よく似た不幸を背負って、それでもあいつは、亘は勝った。正しい子供だ、優しい子供、そうして勝って、ただしいままに大人になった―――。
「ミツル?」
いよいよあっという間に、大通りの光景が近づいてきた。暗い路地の向こう、明るい雑踏が見える。それを目前に、黙ったまま立ち止まったミツルを、気遣わしげなウラトの視線が覗きこんでくる。それに首を振って、ミツルは顔を上げた。これはあいつで、けれどあいつではない。
「あれはなんだ?」
強い光を宿した目を上げたミツルに、ウラトがはっと息を呑む。ミツルの茶色の底にマゼンタの宝石を敷いたような目は、暗いところでは緋色にも見えた。
「あんな―――あんな、…あんなの、めったなことじゃない。こんな街中に、あんなのを放ってまで追うなんて、狂気の沙汰だ。あんた、いったい何に追われてるんだ?俺がいなかったら、どうやって切り抜けるつもりだった?」
矢継ぎ早に発される問いに、ウラトは歩みを止める。見下ろした子供の眼差しは鋭く、賢げで、そしてどうしてだろうか、ひどく真剣だ。知り合いに似ていたと言った時の顔が思い出された。この齢の子供が浮かべるには、あまりに大人びた表情だった。言えば巻き込むだろう。直感にも似た確信を彼は抱く。
「…もう十分巻き込まれてる。」
思考の先を呼んだようにミツルが発した言葉にウラトは目を見開く。
「あの"目"は俺の魔法を見たぞ。

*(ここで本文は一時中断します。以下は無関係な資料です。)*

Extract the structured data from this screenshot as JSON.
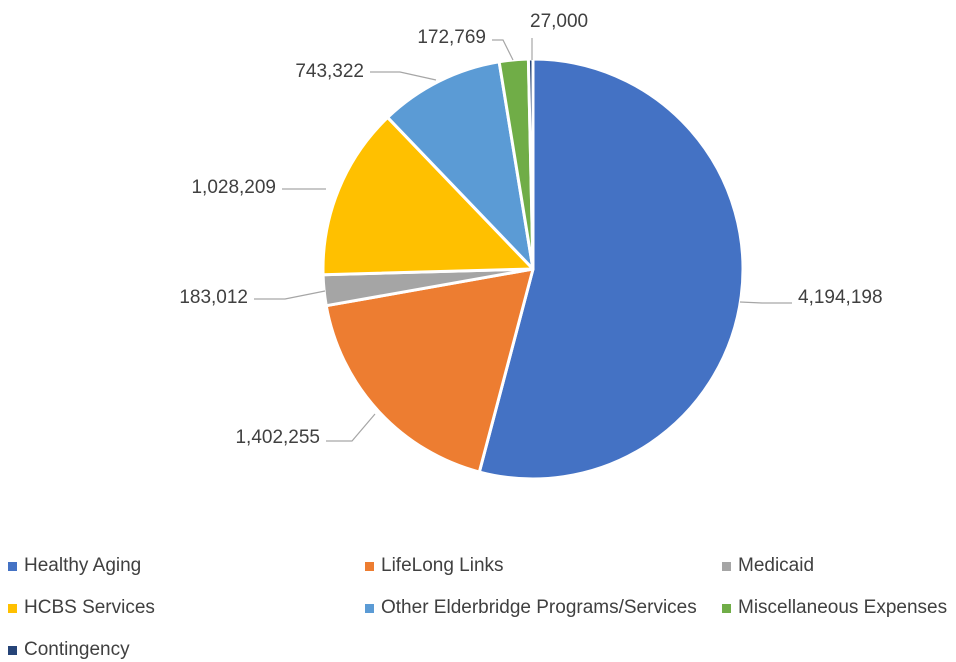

」
それがどういう意味なのか、魔法を専門にしないウラトには正確にわかりかねた。
「それならなおのこと、早くこの街を出るんだ。」
「あんたはどうなるんだ。」
ヒタリと刃をあてがうような、それでなお真摯な眼差しを突き立てられてウラトは一瞬言葉に詰まる。
「関係ない、だろう?」
こんなにやわらかくその言葉を言う人間を知らなくて、ミツルもまた言葉に詰まる。そうだ、関係ない。かつてそう言って何もかもを遠ざけようとした。そうだ、関係ない。それはもちろんウラトだけの話で、ミツルには十分関係がある。三谷亘の幻界の姿だ、それ以上の理由などない気がする。しかしそれを、なんと言えばいい?

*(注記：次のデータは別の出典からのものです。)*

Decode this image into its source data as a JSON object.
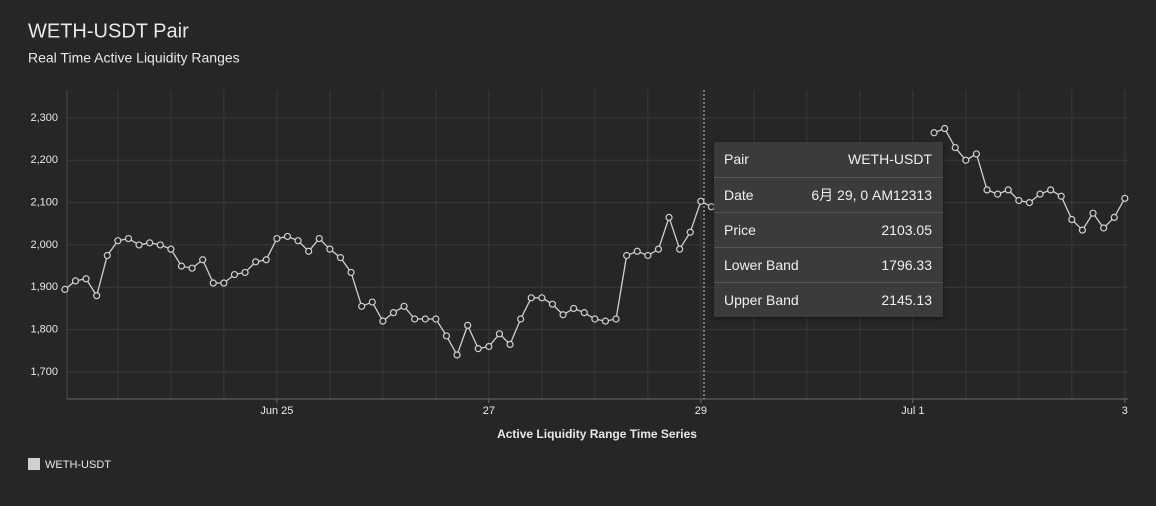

助けたいとか、力になりたいとか、そんなおきれいな理由じゃない。気になる。放っておけない。頼りないとかそういう意味でもない。気になる。三谷亘だから。ウラトからすればいい迷惑だろう。知りもしないもうひとつの世界の自分のせいで、好奇心と言うには重たい興味を向けられるとは思っても見まい。それでも気になる。…トモダチだ。
その単語にはいつからかずいぶん慣れない。
さあ、とウラトが大通りを指差す。
「ここまでこれば流石にだいじょうぶだろう。」
今まで街中でしかけられたことはないから、とウラトがわらう。それでもあんたは、最初俺を追っ手だと間違えた時大通りから離れたじゃないか。俺がだいじょうぶでも、あんたがだいじょうぶじゃないだろうと、言ったところでどうなるだろう。似ている。似てるんだよあんた。そのものなんだ。鏡の世界の君、ああけれど、それをどういって説明する?そして説明したところで、それがどうした。
なにか言わなくては。
口を開きかけたミツルを遮って、風が動いた。
「チェストーーーー!!!!!」
ゴッとすごい音がして、目の前のウラトが吹っ飛んでいた。
そうして翻る、黄昏の色したマント。
「……は?」
「ミツル無事かい!?」
「ミツルくんだいじょうぶですか〜?」
ウラトをふっ飛ばし、鼻息も荒く仁王立ちのオクタムと、ひょっこり大通りから顔を出したのはシンだ。
「は?」
「急にいなくなるんでびっくりしましたよ!誘拐されたんじゃないかって。」
「…は?」
それでだいたいの状況を察したながらも、は?と言ってしまうのを許してほしい。もう一度、心の底から、は、の一文字を発したミツルに、オクタムとシンがそれぞれ声を上げる。
「は?」
「ハァ?」
「えっ、」
ウラトはなんとか起き上がって、察したのか苦笑している。